17-18 septembre 2008

 

 

Je l’emmènerais danser chez moi. Ici, dans mon petit salon où les vibrations percutent les murs. Et la basse qui cogne dans le plancher. Et nos corps, dans l’atmosphère. Et l’inspiration qui frissonne sur notre peau. Le cœur qui part à la recherche de mouvements. Soupirer d’aise. Danser comme on inspire, comme on expire. La pièce est notre cellule. On est prisonniers du tempo, de l’ambiance qui nous clouerait au sol si on ne dansait pas. Avec lui c’est facile. L’énergie part de notre ventre et au lieu de crier, on bouge. La passion, elle passe dans nos yeux, par le bout de nos doigts, de nos orteils. Suffit pas de s’aimer. Suffit de vivre la même intensité, les mêmes échos, le même rythme. Les pulsations du cœur accordées avec les mouvements du corps. Danser, ensemble. S’effleurer. Un regard. La fusion. Parce qu’aimer ça part du même endroit, du fond de soi. Rien avoir avec la tête.
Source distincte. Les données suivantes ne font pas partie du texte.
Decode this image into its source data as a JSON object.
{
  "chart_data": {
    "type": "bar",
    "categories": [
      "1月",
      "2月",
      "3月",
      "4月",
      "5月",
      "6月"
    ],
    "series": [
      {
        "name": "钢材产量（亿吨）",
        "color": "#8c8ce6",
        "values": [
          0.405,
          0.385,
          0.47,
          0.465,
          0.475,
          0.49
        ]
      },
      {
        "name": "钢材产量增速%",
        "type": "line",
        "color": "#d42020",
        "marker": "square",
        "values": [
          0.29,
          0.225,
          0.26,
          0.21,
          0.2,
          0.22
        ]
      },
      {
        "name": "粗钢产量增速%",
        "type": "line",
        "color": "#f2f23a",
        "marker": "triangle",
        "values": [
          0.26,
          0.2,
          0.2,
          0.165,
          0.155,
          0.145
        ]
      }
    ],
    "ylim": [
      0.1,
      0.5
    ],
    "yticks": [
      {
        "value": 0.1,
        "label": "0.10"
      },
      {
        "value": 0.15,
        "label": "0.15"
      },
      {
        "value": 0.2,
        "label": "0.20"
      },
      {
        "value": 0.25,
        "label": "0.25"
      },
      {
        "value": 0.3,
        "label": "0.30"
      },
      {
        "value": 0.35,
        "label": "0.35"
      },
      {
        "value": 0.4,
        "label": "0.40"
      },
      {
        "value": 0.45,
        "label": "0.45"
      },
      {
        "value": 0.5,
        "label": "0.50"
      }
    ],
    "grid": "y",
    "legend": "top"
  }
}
La chimie, entre deux êtres qui se lisent l’un et l’autre. Sans demander; tout recevoir. Par ondes électriques. Parce que, c’est fait comme ça. Écouter son souffle, respirer son odeur. Parce qu’on est là. Tous les deux. Qu’on se parle en silence. Et que j’ai envie de lui.

 

Il n’est pas coincé dans sa tête. Il est libre. Et j’en envie de me laisser envahir par sa liberté. La recevoir en plein visage. Apprendre. M’asseoir en face de lui, une fois de plus. Et le regarder, scruter son visage. S’ouvrir des portes, comme ça, en liant nos regards. J’y pense, j’arrête pas d’y penser. J’essaie de comprendre si c’est juste un hasard ou si, vraiment, quelque chose l’a attiré vers moi. Et si c’est ça, j’ai envie de l’explorer, tant que je peux. J’ai envie qu’il vienne vers moi encore, à répétition. Qu’on se place encore dos à dos, qu’il me prenne encore par les mains. Parce qu’on aime la même chose. Parce que, quand on danse, on se projette dans un même univers.

 

J’aimerais qu’en duo, on éclate en nuances. Qu’on se rejoigne au milieu de tout, entre sa limite et ma limite. Entre son corps et le mien. Se trouver. À la fin de tout et au commencement de tout. Face à face, les yeux perdus à l’intérieur du regard de l’autre. Et nos corps qui parlent le même langage. Nus. Nous sommes nus en silence. Tout ce qu’on fait c’est se lire. Puis, à la limite de tout ce qui existe, entre la douleur et le plaisir, nos corps s’enlacent. Dans la lumière; au bout du monde, on existe enfin. Comme un seul. Enfin, nos peaux brûlantes se touchent, se caressent, s’apaisent. Et nos lèvres qui s’effleurent. Tous les frissons du monde le long de nos vertèbres. C’est l’attraction violente. Notre rencontre est totale et absolue. Rien ne nous échappe, tout nous appartient. Parce que, le même sang coule dans nos veines. Parce que sa liberté et maintenant la nôtre. Ses mains tracent le parfait chemin. Parce qu’il sait; il sait tout de moi. Et que moi, j’apprend tout de lui.

 

S’aimer en sauvages apprivoisés. Casser de la vitre tout les deux. Parce qu’on peut avoir mal et tellement de bien en même temps. Percer des tympans. Parce que la vie est trop courte, parce qu’on n’a pas terminé notre partage. Parce que c’est jamais vraiment fini.

 

Au cœur de notre existence, notre pouls prend exactement la même mesure. Parce qu’il est lui et que je suis moi. Et qu’ensemble, c’est à la vie qu’on joue. Parce qu’on joue aussi à la mort. La détresse infinie et la passion dévorante. Combustion.